166 :修羅場な話 2020/08/09(日) 15:34:07 ID:qf.5d.L1
長文失礼します。

新卒で入った会社で、どうしても馴染めなくて周りとも上手くいかなかった。
とにかく仕事をするのがつらくて、会社に行きたくなかった。
別の支社に配属された同期に「(私)ちゃん、何がそんなにつらいの?」と聞かれても、その理由を具体的に答えられなかった。どうしてつらいと感じているかも自分でわからなかった。自分が考えていることを説明できない私はなんてバカなんだろう、と思っていた。

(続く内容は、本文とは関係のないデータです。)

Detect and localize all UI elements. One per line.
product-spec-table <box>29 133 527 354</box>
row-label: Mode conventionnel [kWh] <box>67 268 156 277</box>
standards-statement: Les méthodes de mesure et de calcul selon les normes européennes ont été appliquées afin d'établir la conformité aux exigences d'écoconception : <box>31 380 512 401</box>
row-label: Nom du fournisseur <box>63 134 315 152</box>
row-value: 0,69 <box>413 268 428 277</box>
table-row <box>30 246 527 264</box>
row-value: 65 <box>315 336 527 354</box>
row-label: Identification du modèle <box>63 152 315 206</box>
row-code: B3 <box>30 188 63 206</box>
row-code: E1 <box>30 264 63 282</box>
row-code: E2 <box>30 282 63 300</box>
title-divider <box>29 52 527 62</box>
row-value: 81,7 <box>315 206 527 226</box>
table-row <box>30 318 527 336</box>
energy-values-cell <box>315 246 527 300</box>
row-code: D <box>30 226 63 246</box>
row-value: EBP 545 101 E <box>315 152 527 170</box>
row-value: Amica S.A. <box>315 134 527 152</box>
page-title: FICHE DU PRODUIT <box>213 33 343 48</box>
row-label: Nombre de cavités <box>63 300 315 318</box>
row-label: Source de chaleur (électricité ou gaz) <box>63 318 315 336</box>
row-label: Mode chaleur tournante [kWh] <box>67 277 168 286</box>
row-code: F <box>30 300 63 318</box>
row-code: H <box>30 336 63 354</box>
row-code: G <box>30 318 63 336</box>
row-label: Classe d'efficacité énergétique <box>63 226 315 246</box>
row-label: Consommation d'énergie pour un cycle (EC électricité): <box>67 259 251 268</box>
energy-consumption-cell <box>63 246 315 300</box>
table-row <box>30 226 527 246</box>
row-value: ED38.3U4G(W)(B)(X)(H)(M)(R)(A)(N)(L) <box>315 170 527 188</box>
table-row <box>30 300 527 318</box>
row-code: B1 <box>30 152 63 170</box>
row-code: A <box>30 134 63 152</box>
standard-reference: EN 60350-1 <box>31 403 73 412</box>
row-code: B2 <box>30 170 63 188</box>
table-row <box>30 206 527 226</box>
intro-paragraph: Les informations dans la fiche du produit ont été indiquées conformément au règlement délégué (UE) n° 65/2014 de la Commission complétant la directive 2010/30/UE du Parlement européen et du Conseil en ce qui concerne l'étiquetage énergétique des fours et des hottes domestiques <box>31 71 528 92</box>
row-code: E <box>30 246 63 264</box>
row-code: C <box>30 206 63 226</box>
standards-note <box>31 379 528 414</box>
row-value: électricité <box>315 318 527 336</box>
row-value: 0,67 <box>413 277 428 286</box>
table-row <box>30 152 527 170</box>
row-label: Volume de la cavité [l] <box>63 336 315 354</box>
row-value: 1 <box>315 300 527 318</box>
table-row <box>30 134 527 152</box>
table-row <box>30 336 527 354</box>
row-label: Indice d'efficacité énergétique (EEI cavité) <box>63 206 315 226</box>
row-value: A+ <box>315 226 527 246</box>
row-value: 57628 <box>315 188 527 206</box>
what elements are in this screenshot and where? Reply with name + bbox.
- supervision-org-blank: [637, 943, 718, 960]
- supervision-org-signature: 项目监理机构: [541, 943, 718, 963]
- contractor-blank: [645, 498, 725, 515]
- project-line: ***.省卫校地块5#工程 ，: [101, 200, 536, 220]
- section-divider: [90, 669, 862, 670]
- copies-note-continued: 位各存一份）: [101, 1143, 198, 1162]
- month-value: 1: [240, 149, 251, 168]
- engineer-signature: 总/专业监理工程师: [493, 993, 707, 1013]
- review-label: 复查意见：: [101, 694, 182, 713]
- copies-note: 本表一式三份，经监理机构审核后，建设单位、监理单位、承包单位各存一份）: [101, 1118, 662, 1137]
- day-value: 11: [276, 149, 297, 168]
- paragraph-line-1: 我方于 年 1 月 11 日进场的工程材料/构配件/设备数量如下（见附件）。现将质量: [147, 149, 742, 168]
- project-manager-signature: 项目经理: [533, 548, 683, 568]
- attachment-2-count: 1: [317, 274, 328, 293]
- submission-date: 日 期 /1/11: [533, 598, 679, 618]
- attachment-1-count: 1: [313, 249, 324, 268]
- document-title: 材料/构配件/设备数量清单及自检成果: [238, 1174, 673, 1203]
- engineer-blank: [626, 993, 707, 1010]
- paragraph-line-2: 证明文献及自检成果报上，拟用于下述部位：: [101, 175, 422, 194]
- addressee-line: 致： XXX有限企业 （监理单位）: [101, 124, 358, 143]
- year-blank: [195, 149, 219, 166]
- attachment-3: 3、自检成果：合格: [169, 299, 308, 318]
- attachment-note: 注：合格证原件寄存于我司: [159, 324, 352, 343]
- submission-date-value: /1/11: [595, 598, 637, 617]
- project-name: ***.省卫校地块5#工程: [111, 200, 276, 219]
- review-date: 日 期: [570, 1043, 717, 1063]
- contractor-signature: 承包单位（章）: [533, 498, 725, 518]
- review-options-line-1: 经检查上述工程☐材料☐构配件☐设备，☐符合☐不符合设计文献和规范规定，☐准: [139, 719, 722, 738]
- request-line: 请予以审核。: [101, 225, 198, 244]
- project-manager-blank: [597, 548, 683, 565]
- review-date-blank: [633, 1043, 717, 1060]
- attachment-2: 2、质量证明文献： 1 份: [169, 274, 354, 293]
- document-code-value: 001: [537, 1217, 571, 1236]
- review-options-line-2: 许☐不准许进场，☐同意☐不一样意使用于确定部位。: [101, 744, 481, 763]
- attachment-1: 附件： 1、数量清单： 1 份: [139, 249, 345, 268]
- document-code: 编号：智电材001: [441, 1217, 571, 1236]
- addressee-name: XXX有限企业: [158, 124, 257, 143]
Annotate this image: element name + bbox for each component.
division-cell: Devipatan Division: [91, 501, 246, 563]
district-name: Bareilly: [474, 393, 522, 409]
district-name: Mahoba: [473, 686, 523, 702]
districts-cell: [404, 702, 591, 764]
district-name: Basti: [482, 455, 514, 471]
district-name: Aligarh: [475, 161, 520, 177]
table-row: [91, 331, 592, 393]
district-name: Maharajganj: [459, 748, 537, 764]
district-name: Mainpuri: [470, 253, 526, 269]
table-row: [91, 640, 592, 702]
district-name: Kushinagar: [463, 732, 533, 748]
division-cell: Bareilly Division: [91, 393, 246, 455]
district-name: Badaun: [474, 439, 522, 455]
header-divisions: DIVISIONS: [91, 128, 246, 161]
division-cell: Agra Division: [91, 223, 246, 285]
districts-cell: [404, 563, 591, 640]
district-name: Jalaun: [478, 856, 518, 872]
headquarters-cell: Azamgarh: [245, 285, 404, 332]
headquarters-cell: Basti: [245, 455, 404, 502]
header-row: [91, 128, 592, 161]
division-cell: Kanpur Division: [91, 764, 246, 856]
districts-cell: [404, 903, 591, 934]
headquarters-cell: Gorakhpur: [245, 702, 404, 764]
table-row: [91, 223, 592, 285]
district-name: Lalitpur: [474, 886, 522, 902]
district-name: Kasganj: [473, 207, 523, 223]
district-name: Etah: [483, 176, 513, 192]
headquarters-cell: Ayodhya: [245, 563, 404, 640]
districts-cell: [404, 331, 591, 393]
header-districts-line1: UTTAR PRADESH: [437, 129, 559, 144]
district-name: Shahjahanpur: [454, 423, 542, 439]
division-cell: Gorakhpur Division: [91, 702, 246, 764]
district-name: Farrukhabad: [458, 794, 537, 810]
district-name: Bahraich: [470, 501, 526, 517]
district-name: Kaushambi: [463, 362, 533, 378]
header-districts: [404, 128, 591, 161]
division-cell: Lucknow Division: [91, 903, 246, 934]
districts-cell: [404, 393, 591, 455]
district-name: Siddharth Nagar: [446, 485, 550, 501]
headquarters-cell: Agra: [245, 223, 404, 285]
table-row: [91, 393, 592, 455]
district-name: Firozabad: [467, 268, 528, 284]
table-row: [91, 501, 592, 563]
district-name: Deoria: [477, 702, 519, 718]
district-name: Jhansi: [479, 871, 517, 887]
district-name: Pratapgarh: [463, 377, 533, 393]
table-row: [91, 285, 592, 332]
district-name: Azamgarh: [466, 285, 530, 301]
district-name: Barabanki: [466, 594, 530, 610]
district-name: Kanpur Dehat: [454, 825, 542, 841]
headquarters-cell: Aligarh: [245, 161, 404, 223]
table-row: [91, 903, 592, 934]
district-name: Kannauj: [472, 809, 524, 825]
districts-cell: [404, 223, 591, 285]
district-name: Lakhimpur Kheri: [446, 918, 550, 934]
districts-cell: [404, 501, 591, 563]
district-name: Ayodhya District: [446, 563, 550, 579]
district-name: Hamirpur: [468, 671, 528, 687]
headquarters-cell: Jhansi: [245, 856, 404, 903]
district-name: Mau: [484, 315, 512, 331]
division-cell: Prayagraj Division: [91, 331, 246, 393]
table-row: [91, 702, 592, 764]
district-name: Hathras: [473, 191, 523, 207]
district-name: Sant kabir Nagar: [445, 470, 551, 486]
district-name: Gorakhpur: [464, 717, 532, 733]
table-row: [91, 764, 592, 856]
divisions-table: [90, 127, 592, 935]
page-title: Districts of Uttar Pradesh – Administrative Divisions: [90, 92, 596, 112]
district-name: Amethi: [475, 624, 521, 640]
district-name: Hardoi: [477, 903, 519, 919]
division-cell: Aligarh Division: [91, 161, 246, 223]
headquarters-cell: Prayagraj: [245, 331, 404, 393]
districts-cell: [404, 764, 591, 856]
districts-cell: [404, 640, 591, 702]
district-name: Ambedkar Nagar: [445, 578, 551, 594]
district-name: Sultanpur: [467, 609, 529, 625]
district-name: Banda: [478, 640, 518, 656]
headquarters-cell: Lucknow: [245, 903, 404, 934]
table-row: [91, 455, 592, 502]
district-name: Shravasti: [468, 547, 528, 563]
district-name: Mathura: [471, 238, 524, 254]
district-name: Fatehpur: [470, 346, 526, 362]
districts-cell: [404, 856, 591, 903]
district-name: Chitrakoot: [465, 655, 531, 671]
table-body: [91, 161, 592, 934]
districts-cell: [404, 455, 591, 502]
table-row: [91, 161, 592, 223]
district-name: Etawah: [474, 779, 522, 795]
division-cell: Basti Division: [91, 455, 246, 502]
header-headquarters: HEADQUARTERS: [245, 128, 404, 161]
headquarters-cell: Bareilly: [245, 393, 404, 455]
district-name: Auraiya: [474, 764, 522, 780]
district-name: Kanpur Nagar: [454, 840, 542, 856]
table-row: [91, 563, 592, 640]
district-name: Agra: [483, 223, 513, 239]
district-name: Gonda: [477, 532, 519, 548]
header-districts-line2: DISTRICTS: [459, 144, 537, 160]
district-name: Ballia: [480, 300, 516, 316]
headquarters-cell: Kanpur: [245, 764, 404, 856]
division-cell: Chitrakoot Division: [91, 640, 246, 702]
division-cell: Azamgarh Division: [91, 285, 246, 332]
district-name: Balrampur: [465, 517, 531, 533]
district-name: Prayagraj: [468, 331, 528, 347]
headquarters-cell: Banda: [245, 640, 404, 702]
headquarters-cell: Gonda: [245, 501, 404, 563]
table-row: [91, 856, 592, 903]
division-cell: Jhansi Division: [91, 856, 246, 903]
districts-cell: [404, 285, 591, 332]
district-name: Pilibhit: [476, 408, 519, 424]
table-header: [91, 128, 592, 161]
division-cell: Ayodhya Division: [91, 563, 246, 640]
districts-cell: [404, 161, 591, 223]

入社して半年が過ぎた辺りから、何故か夜中に目が覚めるようになったり、会社に行く前に息苦しさや吐き気を覚えたりするなど、体調を崩しやすくなった。
10分前に指示されたことや自分がしたことを覚えていられなくなったし、電話で相手が話していることが頭に入らなくなった。
どれもこれも大学生までの自分では考えられないことだった。
そんな状態ではミスは増えるし、もちろん難しい仕事は任されない。叱責を受けることが多くなり、「自分はバカだ」と思う気持ちがますます強くなった。
自然と「消えたい、いなくなりたい」と考えるようになった。

あるとき家族と近所の内科医の薦めで心療内科に行くと、適応障碍だと診断された。1ヶ月休職したけど、それでも「仕事のできない自分」のまま1年ちょっとで職場を去るのはどうしても悔しくて、一度復帰して下がりきった自分の評価をなんとか覆そうと試みた。
でも、当時の直属の上司から「(私)さんがいるとみんな疲れる。どこにいっても仕事できるようになる訳ない。もう諦めたら?」と言われて、会社にしがみつく自分がバカバカしくなって退職することに決めた。
最終出社日、その上司から言われた最後の言葉は「周りに『迷惑かけてすみません』って謝った方がいいよ」だった。
馴染めずに仕事もまともに覚えられなかった私が悪いし、もうどこの会社に行ってもダメな人間のまま終わるのかもしれないと思った。

退職してから数ヶ月後、私はまったく別業種の会社に運良く就職できて、今もそこで働いている。
今の会社の人たちは、右も左もわからない私によくしてくれた。
初めてやる仕事やわからないことは時間をとって教えてくれる。
仕事を振るときは的確な指示を出してくれるし、書類を完成させて渡せばお礼を言ってくれる。
難しい仕事を達成したら褒めてくれるし、もっといろいろなことを任せられる。
仕事を覚えて達成していくことで認められるのは想像以上に嬉しかったし、もっと周りの役に立ちたいと思った。
そして、最初の会社にいた頃の自分が考えていたほど私はバカじゃないと思えるようになった。

でも、今の職場での仕事が充実すればするほど「前の会社のどんなところが嫌だったのか」がまざまざと頭の中で蘇る。
前の会社の同期が発した「(私)ちゃん、何がそんなにつらいの?」という問いに対して、今なら明確に答えられる。

配属されてから1週間も経たないうちに「喋り方が変だ、とろい」と言われたこと。
私の一挙一動をバカにするように笑われること。
毎日勝手にデスクの引き出しを開けられて、中の物の位置を変えられること。
私が電話を取ると、部署の全員が私へ見張るような視線を向けること。
仕事を教わるとき、ノートにその内容を書くと「書くのが遅い」と怒られること。
とにかく受けた指示を忘れないようにと付箋にメモをすると「そんなことも覚えていられないの?」と言われること。
休みでその場にいない人の悪口を部署の人たちが言い合うこと。

ほかにも書ききれないくらいたくさんあるけど、そのどれもが私の価値観や感忄生には合わない行動だった。
暴カを振るわれたり「辞めろ」とか言われたりしているわけではないから大丈夫。そう思い込んでいた。きっとどこか麻痺していた部分もある。
だけど心の奥底では早い段階で悲鳴を上げていて、それが「理由はわからないけどつらい」という気持ちとして表れていたのかもしれない。

今がとても楽しい。それは本当だけど、前の会社で起きた嫌なことを思い出してつらい気持ちになるのも本当。
忘れるべきだってわかっているのに思い出してしまう。
友人たちは「前の会社で働いてた頃の(私)は様子がおかしかったけど、今は明るくなって本当によかった!」って言ってくれる。
でも、もう本当の意味で元の自分に戻ることなんてないんじゃないかって気がする。
いつか完全に吹っ切れるのか、一生もやもやし続けるのか、今の私にはわからない。

今の会社に入って数年経つ。
小さい会社だし今はこんなご時世だしで、後輩はまだいない。
いつか自分が先輩になったとき、後輩となる人には私と同じ思いはさせたくない。

誰かに聞いてほしくて、吐き出してみたくなりました。
どうか職場の後輩には優しくしてあげてください。